There are a number of pathways that affect the cell wall. One that has components affected by the MVB pathway is the cell wall integrity pathway (CWI). The CWI pathway consists of several signaling modules that include a family of single transmembrane domain sensors (Wsc1p is the main sensor for the wall), a Rho-type GTPase and its guanylate exchange factor (GEF) (i.e., Rho1p and Rom2p, respectively), a protein kinase C homolog (Pkc1p), and a MAP kinase (MAPK) cascade (Bck1p-Mkk1/Mkk2p-Mpk1p) (Gustin et al. 1998; Levin 2005) (Supporting Information, Figure S1).

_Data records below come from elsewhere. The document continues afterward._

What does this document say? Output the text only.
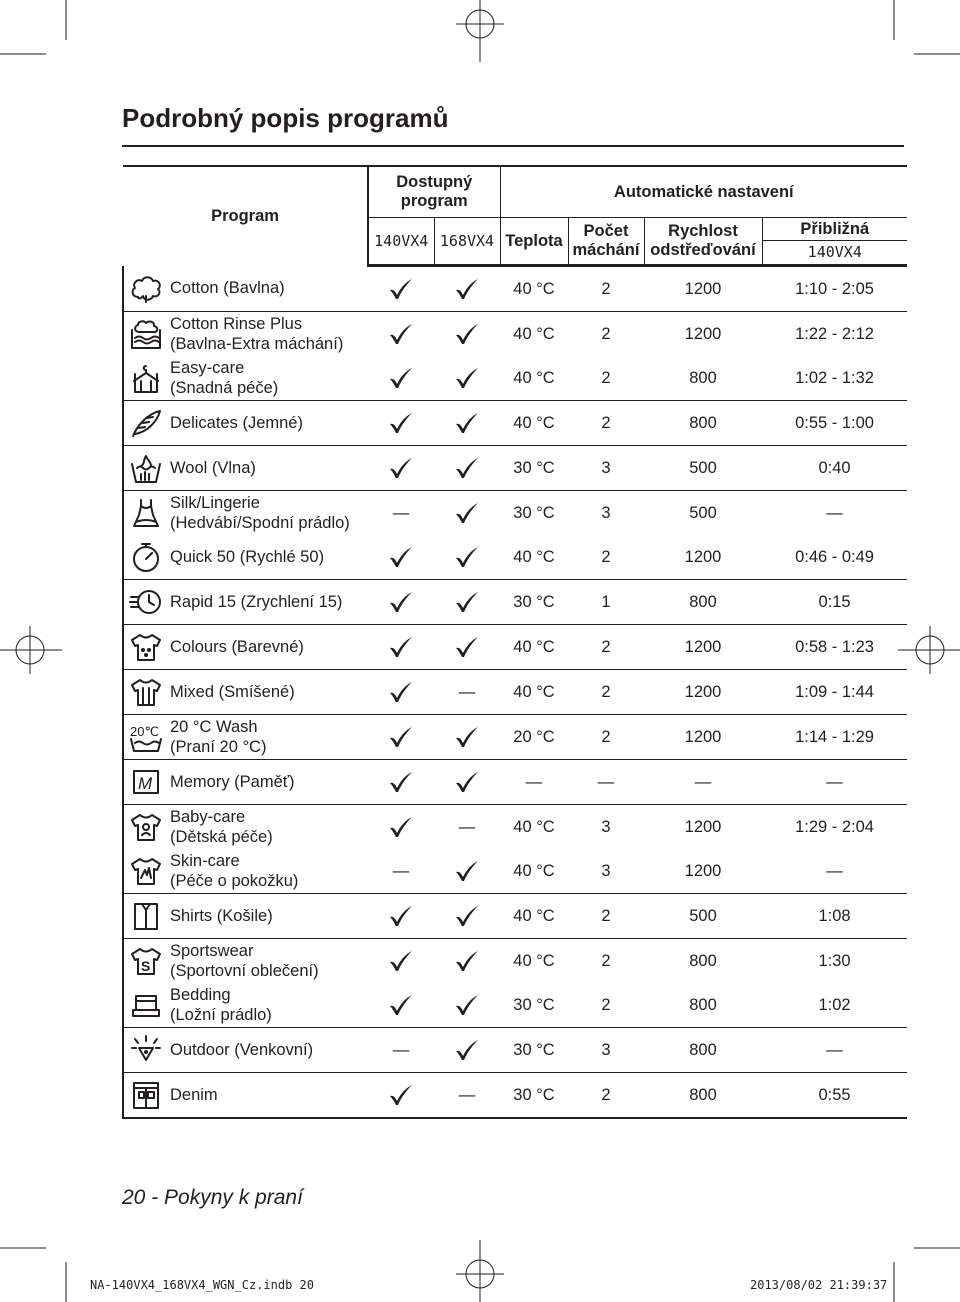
Podrobný popis programů
Program	Dostupný program		Automatické nastavení			
	140VX4	168VX4	Teplota	Počet máchání	Rychlost odstřeďování	Přibližná
140VX4

Cotton (Bavlna)			40 °C	2	1200	1:10 - 2:05

Cotton Rinse Plus
(Bavlna-Extra máchání)			40 °C	2	1200	1:22 - 2:12

Easy-care
(Snadná péče)			40 °C	2	800	1:02 - 1:32

Delicates (Jemné)			40 °C	2	800	0:55 - 1:00

Wool (Vlna)			30 °C	3	500	0:40

Silk/Lingerie
(Hedvábí/Spodní prádlo)	—		30 °C	3	500	—

Quick 50 (Rychlé 50)			40 °C	2	1200	0:46 - 0:49

Rapid 15 (Zrychlení 15)			30 °C	1	800	0:15

Colours (Barevné)			40 °C	2	1200	0:58 - 1:23

Mixed (Smíšené)		—	40 °C	2	1200	1:09 - 1:44

20℃ 20 °C Wash
(Praní 20 °C)			20 °C	2	1200	1:14 - 1:29

M Memory (Paměť)			—	—	—	—

Baby-care
(Dětská péče)		—	40 °C	3	1200	1:29 - 2:04

Skin-care
(Péče o pokožku)	—		40 °C	3	1200	—

Shirts (Košile)			40 °C	2	500	1:08

S
Sportswear
(Sportovní oblečení)			40 °C	2	800	1:30

Bedding
(Ložní prádlo)			30 °C	2	800	1:02

Outdoor (Venkovní)	—		30 °C	3	800	—

Denim		—	30 °C	2	800	0:55
20 - Pokyny k praní
NA-140VX4_168VX4_WGN_Cz.indb 20	2013/08/02 21:39:37
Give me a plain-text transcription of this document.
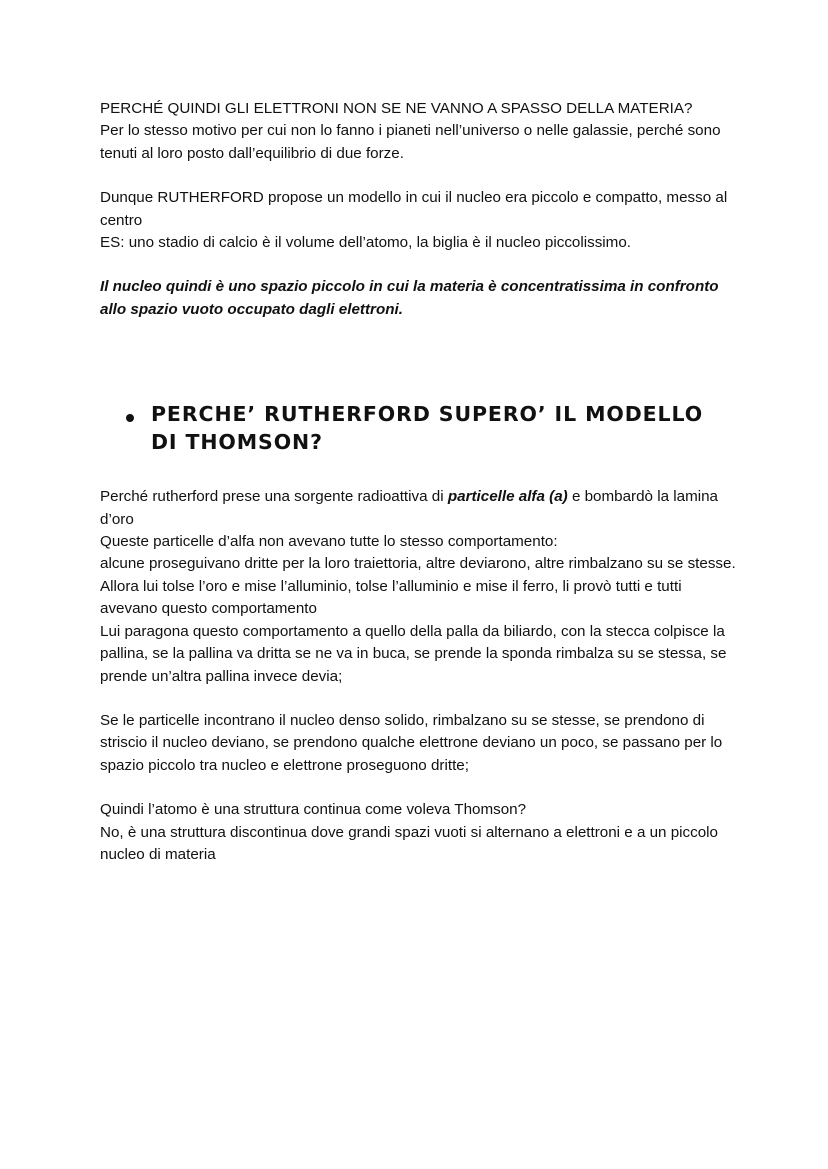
PERCHÉ QUINDI GLI ELETTRONI NON SE NE VANNO A SPASSO DELLA MATERIA?

Per lo stesso motivo per cui non lo fanno i pianeti nell’universo o nelle galassie, perché sono tenuti al loro posto dall’equilibrio di due forze.

Dunque RUTHERFORD propose un modello in cui il nucleo era piccolo e compatto, messo al centro

ES: uno stadio di calcio è il volume dell’atomo, la biglia è il nucleo piccolissimo.

Il nucleo quindi è uno spazio piccolo in cui la materia è concentratissima in confronto allo spazio vuoto occupato dagli elettroni.

PERCHE’ RUTHERFORD SUPERO’ IL MODELLO DI THOMSON?

Perché rutherford prese una sorgente radioattiva di particelle alfa (a) e bombardò la lamina d’oro

Queste particelle d’alfa non avevano tutte lo stesso comportamento:

alcune proseguivano dritte per la loro traiettoria, altre deviarono, altre rimbalzano su se stesse.

Allora lui tolse l’oro e mise l’alluminio, tolse l’alluminio e mise il ferro, li provò tutti e tutti avevano questo comportamento

Lui paragona questo comportamento a quello della palla da biliardo, con la stecca colpisce la pallina, se la pallina va dritta se ne va in buca, se prende la sponda rimbalza su se stessa, se prende un’altra pallina invece devia;

Se le particelle incontrano il nucleo denso solido, rimbalzano su se stesse, se prendono di striscio il nucleo deviano, se prendono qualche elettrone deviano un poco, se passano per lo spazio piccolo tra nucleo e elettrone proseguono dritte;

Quindi l’atomo è una struttura continua come voleva Thomson?

No, è una struttura discontinua dove grandi spazi vuoti si alternano a elettroni e a un piccolo nucleo di materia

Activation of the CWI pathway has pleiotropic effects on cell wall repair and biogenesis. The main functions of the CWI pathway are maintenance of the highly dynamic cell wall structure by sensing signals (i.e., damage attributable to physical or environmental agents, pheromones, cues to divide, and others) and relaying them downstream, leading to activation of appropriate genes that encode proteins that remodel the cell wall. In addition to Pkc1p and the CWI–MAPK cascade, Rho1p also directly regulates the Fks1p β-1,3-glucan synthase and the Skn7p transcription factor, both of which affect the cell wall. Data are presented revealing that components of the CWI pathway, including the Wsc1p receptor but excluding the CWI–MAPK cascade, are required for mat formation and therefore may comprise a part of, or the entire, biofilm signaling pathway.

Materials and Methods

Strains, media, and growth conditions

All strains used in this study belong to the yeast strain background ∑1278 and were derived from the strain L6906 (Reynolds and Fink 2001; Reynolds, et al. 2008) (Table 1). The wsc1Δ and skn7Δ mutants were created by transforming in the KanMX4 disruption cassette amplified by PCR (Longtine et al. 1998) from the genomes of the wsc1∆ and skn7∆ mutants pulled out from the respective mutants in a whole-genome deletion collection created in the Σ1278 background by Ryan et al. (2012) in the laboratory of Charles Boone at the University of Toronto. The Wsc1-GFP strain was created as follows: GFP-HIS3MX6 cassette from pFA6a-GFP-HIS3MX6 (Longtine et al. 1998) was PCR-amplified and inserted by homologous recombination just 5′ to the stop codon of the WSC1 gene on the chromosome to create the strain NY87. The WSC1-GFP cassette from NY87 was PCR-amplified from the genome and inserted into pRS306 (Sikorski and Hieter 1989) using primers NSO46 and NSO47 to incorporate flanking XbaI and HindIII sites. This plasmid was integrated into the NY68 wsc1∆ mutant at the wsc1∆ locus to create strain NY236. The plasmid was also used as a template for site-directed mutagenesis of the WSC1 cytoplasmic tail DNA. These mutant versions of the plasmid were also integrated into the NY68 strain. Primers for PCR reactions are listed in Table 2. Transformations were performed by the standard lithium acetate transformation method (Styles 2002). All strains were maintained on standard yeast extract-peptone-dextrose (YPD) media (Styles 2002) or YPD plates containing 250 µg/ml G418 or on minimal media lacking histidine (Styles 2002). Strains grown on low-agar plates (YPD with 0.3% agar) (Reynolds and Fink 2001) were maintained for 5 days at 25° and were used for overlay adhesion assays and immunofluorescence staining.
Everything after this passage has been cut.